“Humanitarian crisis” normally – and rightly – describes emergency situations where the well-being of people is in danger to a level that overwhelms their ability to respond.

Currently, the influx of unaccompanied minors at the U.S.-Mexico border has earned the label, as they have fled conditions in their home places, seeking safety and refuge.

Predictably, the crisis is being weaponized in the ongoing political battle for dominance, which overshadows efforts to respond with resources available to the accumulating need.

Both the immediate need and the larger response to it from a sector of our political leadership have prompted some thoughts on the nature of a “humanitarian” crisis and how its scope might need to include a broader context that places the well-being of the larger human family in peril.

“Humanitarian” would, by definition, mean that which has to do with humanity, presumably its well-being and wholeness.

If someone is described as a “great humanitarian,” the suggestion is that, by service or philanthropy, the person has made significant contributions to the good of society.

A “humanitarian” crisis, then, would be a circumstance or set of circumstances that threaten the human family’s ability to be what it claims and aspires to be.

The COVID-19 pandemic, with its health and economic impact, has been and remains a humanitarian crisis. No one has escaped its effects.

Beyond, or maybe deeper than, these obvious crises that have affected the human family in catastrophic ways, there are some other features of our common life that may have slower impact but still are extremely destructive to our well-being as a people.

A few situations come to mind that would seem to be humanitarian crises.

1. When it is easy for maladjusted individuals to procure weaponry and use it to inflict mass assaults and murder in public places, with strong resistance on the part of authorities to put in place restrictions on such access.

2. When elected officials at all levels respond to the sacred trust given them by their voters with the obstruction and negation of policies that respond to some of the most pressing needs of the people they represent, perpetuating the very systems that hold them in poverty and social submission.

3. When the highest level in our history of participation in the democratic process of voting results in efforts by some political leaders to curtail that participation for partisan purposes.

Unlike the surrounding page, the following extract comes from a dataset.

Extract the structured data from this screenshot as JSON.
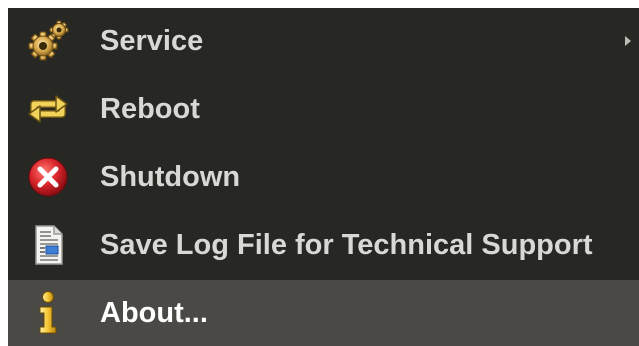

4. When the residue of racism and white supremacy is still thick in the bottom of the pot of our national consciousness and easy to stir up into the soup that nourishes our public discourse.

5. When xenophobia that has long lurked in the shadows of our culture until it erupts in overt abuse, encouraged by rhetoric that demonizes those who are different.

6. When nearly half of the voting citizenry embraces a narrative based on misinformation and outright lies promoted by national and international sources intent on subverting the basis of our ability to have a government of, for and by the people, leading them to support even violent attempts to do so.

7. When a significant part of the dominant religious tradition in the country gives its uncritical support to a deceptive administration, both during and after its time in office, leading a multitude of the faithful to embrace the deception.

There is no doubt that we have a humanitarian crisis on the border, and people of good will must work to alleviate it as carefully and responsibly as possible.

But there is also a deeper and more pervasive humanitarian crisis at the very heart of our collective life, with many perpetrators and many victims, as well as many who look the other way and pretend it isn’t there.

Is it time – especially for those of us who have enjoyed relative distance from the effects of this crisis – to decide that silence in the face of it is no longer an option?

Is it time for communities of faith to be bold enough to move beyond fear of alienating influential members to find their prophetic voice and engage this crisis at the place where a difference can be made – in the hearts and minds of the people who decide what direction our collective life will go?

It is easy to speak of “defining moments” when confronting a crisis, immediate or longstanding.

This may be one, but then so is every day.